When the Cyberathlete Professional League, World Series of Video Games, and other tournaments dropped Painkiller in favor of Quake 4, Kaasjager took a break from professional gaming starting from June 21, 2006, to pursue his studies for the upcoming college semester. He made a comeback to competitive gaming on April 30, 2007, participating in the World of Warcraft competition of the World Series of Video Games representing Fnatic once again.

After retiring, he has been known to play Challenge ProMode Arena, Warsow, QuakeWorld, Quake Live, and evading Thunderfury binding drops.

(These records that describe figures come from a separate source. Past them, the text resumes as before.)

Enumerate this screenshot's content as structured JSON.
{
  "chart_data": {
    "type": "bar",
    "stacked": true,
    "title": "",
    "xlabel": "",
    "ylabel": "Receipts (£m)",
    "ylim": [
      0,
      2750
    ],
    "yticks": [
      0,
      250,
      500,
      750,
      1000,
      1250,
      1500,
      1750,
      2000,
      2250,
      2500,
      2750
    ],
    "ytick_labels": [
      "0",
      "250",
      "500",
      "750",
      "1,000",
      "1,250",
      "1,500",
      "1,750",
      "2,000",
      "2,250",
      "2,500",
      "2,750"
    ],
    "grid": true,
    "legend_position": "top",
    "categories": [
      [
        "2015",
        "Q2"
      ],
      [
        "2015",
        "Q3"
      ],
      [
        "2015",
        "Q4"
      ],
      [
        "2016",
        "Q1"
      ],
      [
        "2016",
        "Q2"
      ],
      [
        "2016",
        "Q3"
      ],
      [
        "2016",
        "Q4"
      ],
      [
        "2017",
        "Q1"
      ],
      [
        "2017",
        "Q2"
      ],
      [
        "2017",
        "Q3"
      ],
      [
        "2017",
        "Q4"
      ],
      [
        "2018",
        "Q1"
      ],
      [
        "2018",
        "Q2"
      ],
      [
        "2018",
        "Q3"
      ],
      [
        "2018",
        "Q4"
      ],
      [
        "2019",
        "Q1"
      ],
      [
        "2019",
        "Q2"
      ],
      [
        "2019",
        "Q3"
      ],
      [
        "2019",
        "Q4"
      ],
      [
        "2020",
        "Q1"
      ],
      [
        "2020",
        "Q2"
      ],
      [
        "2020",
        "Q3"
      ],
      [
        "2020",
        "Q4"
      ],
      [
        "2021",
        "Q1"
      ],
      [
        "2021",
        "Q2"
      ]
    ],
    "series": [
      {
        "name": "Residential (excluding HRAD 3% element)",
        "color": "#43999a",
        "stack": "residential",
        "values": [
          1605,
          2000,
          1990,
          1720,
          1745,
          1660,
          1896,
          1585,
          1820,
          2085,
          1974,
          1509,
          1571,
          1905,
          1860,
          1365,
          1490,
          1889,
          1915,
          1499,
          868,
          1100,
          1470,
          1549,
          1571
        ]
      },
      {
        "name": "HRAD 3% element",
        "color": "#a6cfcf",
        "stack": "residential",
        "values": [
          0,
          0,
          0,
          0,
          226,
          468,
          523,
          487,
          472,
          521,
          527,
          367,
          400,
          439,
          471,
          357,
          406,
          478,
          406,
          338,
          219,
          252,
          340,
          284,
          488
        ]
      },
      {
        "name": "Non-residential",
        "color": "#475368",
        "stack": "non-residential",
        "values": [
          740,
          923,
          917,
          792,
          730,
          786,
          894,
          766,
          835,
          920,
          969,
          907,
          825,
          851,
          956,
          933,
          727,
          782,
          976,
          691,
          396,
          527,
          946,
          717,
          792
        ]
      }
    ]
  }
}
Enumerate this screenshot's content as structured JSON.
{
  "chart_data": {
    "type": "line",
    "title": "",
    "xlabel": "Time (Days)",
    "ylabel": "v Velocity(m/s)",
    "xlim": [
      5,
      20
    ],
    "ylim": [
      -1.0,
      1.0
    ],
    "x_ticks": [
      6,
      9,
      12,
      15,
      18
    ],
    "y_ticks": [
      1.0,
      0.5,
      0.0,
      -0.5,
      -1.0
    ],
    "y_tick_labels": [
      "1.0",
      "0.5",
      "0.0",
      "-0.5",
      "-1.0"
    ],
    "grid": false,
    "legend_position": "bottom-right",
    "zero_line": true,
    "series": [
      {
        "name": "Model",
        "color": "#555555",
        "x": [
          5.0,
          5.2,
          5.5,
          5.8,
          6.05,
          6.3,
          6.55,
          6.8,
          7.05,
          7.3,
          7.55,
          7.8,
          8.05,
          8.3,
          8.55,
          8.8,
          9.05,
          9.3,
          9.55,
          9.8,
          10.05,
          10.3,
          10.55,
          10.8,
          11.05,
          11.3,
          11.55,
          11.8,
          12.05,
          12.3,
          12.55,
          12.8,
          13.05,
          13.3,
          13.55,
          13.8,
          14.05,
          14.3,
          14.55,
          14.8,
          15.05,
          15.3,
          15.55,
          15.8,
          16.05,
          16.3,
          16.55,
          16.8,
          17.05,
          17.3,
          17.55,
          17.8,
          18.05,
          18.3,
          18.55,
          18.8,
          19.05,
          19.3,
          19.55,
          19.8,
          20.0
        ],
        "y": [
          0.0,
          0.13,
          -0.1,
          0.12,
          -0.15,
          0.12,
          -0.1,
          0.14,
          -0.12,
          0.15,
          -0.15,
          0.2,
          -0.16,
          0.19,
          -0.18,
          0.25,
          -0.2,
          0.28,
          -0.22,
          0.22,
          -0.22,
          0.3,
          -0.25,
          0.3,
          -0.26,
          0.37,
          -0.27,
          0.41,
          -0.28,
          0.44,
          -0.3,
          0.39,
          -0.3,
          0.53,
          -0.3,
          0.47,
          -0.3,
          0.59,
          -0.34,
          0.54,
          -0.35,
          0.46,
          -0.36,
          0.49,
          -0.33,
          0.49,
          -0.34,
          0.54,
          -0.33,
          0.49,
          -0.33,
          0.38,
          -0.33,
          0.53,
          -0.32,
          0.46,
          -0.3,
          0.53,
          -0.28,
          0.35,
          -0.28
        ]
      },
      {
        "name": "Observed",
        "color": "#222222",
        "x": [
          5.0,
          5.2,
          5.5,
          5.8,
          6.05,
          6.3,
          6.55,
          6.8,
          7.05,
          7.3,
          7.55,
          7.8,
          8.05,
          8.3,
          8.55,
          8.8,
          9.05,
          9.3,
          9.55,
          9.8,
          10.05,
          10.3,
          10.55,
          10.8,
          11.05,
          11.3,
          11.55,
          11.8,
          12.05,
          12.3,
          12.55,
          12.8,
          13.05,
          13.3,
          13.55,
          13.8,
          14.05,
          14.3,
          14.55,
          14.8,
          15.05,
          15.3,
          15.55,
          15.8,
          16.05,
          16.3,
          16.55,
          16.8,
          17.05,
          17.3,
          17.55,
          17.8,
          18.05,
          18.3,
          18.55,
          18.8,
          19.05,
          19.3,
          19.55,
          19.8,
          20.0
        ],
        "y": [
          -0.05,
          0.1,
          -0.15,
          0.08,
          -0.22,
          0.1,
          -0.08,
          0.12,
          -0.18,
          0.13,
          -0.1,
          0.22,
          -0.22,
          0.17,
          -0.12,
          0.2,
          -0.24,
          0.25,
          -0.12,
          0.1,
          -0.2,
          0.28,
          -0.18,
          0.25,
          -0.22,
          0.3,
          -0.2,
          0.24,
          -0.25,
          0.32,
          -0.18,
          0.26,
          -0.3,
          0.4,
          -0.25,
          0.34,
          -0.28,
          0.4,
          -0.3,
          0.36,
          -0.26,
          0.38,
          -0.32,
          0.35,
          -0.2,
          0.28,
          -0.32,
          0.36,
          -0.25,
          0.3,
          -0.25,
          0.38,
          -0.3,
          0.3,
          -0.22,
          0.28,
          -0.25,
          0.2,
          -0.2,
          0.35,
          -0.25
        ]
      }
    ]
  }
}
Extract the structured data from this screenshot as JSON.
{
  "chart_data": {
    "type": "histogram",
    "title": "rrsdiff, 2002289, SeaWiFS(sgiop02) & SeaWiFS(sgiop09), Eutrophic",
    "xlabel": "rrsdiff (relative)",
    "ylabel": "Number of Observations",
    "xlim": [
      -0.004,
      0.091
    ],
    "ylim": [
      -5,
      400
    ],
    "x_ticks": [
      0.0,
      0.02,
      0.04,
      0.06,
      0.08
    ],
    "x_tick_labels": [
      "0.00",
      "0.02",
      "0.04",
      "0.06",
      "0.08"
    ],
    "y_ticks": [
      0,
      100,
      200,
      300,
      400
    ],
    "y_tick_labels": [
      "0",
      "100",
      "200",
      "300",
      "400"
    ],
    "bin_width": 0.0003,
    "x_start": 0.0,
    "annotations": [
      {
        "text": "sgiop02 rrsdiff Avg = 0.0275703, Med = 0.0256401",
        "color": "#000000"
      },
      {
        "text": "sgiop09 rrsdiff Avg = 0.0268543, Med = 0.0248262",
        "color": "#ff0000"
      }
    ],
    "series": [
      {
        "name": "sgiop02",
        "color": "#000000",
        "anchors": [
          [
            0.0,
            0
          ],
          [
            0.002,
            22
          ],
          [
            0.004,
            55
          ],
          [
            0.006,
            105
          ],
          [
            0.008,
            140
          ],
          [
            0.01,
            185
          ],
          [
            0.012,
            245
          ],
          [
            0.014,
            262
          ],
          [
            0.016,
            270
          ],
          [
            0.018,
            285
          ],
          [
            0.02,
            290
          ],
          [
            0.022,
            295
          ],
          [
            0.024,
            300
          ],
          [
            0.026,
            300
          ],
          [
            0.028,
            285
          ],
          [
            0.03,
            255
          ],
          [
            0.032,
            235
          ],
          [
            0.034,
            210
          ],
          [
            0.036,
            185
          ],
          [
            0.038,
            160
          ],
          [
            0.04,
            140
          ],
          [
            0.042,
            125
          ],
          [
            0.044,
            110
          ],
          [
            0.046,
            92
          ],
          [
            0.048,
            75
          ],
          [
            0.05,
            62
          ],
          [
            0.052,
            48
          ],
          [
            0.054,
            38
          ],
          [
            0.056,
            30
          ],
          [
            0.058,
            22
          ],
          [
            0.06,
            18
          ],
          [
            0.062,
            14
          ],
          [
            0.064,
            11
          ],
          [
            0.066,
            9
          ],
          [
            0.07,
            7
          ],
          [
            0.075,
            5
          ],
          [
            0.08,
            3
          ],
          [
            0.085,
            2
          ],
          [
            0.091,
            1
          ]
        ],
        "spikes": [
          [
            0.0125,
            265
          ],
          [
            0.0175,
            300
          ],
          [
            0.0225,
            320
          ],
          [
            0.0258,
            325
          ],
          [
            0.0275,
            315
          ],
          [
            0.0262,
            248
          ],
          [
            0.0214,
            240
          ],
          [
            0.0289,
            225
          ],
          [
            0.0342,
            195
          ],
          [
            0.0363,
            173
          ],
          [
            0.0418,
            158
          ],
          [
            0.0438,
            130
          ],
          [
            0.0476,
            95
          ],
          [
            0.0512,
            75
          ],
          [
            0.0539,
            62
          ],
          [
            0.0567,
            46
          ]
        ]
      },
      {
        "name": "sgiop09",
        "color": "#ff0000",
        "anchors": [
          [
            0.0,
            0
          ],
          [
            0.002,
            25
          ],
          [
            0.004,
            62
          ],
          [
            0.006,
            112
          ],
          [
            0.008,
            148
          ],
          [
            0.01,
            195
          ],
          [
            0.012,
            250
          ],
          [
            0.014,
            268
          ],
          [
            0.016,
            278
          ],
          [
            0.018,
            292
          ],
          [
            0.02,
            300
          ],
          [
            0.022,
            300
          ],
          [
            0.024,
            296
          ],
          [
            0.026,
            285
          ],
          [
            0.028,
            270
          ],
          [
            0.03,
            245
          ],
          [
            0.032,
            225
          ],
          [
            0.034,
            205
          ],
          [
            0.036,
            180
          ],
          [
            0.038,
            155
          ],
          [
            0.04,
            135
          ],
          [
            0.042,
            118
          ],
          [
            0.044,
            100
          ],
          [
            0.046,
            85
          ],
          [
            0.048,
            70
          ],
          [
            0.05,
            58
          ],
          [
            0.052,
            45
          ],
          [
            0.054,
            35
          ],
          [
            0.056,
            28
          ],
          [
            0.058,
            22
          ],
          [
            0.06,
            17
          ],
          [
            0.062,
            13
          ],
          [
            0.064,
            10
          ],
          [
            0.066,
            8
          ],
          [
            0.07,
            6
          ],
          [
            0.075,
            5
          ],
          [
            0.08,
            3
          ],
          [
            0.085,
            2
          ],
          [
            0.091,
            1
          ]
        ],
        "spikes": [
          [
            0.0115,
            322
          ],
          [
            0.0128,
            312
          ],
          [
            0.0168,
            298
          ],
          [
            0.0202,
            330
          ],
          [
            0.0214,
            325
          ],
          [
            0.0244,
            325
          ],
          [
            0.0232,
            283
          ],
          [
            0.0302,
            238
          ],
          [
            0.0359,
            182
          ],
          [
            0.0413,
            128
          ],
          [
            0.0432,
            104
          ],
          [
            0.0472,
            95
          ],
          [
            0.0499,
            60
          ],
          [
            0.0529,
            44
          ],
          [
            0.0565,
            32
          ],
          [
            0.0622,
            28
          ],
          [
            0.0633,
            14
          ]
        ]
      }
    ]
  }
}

In 2017, at age 32, Kaasjager returned from retirement and finished in second place at the Quake World Championship 2017.

==Tournament placings==

===2004===
- 1st – CPL Extreme Summer Championships 2004 – 1on1 (Dallas, U.S.)
- 1st – CPL Extreme Winter Championships 2004 – 1on1 (Dallas, U.S.)
- 1st – Electronic Sports World Cup 2004 – 1on1 (Poitiers, France)
- 1st – Netgamez 2004B – 1on1 (Nieuwegein, Netherlands)

===2005===
- 2nd – CPL World Tour Grand Finals – 1on1 (New York City)
- 3rd – CPL World Tour Stop Chile 2005 – 1on1 (Santiago, Chile)
- 1st – CPL World Tour Stop Italy 2005 – 1on1 (Milan, Italy)
- 2nd – CPL World Tour Stop Singapore 2005 – 1on1 (Singapore)
- 1st – CPL World Tour Stop UK 2005 – 1on1 (Sheffield)
- 2nd – CPL World Tour Stop USA 2005 – 1on1 (Dallas)
- 1st – CPL World Tour Stop Sweden 2005 – 1on1 (Jönköping)
- 1st – CPL World Tour Stop Brazil 2005 – 1on1 (Rio de Janeiro, Brazil)
- 2nd – CPL World Tour Stop Spain 2005 – 1on1 (Barcelona)
- 1st – CPL World Tour Stop Turkey 2005 – 1on1 (Istanbul)
- 1st – CPL World Tour Spain Qualifier 2005 – 1on1 (Istanbul)

===2007===
- 2nd – World Series of Video Games, China – 3on3 (Wuhan, China)

===2008===
- 7th – QuakeCon 2008 Intel Quake Live 1v1 Championship – 1on1 (Dallas, Texas, USA)
- 8th – GameGune 2008 – 1on1 (Bilbao, Spain)
- 13th – Electronic Sports World Cup Masters of Paris– 1on1 (Paris, France)
- 2nd – Electronic Sports World Cup qualifier – 1on1 (Enschede, Netherlands)

===2009===
- 4th – Intel Extreme Masters Season IV American Championship finals, Quake Live – 1on1 (Edmonton, Alberta, Canada)
- 1st – Dreamhack Summer CPM, Quake III Championship – 1on1 (Jönköping, Sweden)

===2017===
- 2nd – Quake World Championship 2017: Duel Tournament finals, Quake Champions – 1on1 (Dallas, USA)

===Awards===
- Most Valuable Player CPL World Tour 2005
- (ESports Award) Newcomer / Breakthrough of the Year 2005

==Personal life==
Kaasjager was born in Naarden, Netherlands on June 21, 1985. He enrolled in Delft as a student of mechanical engineering but dropped out to focus on gaming. He attended the University of Texas at Dallas and was a member of the Texas-Dallas Comets men's tennis team. Vo0 has a Bachelor of Science degree in mechanical engineering.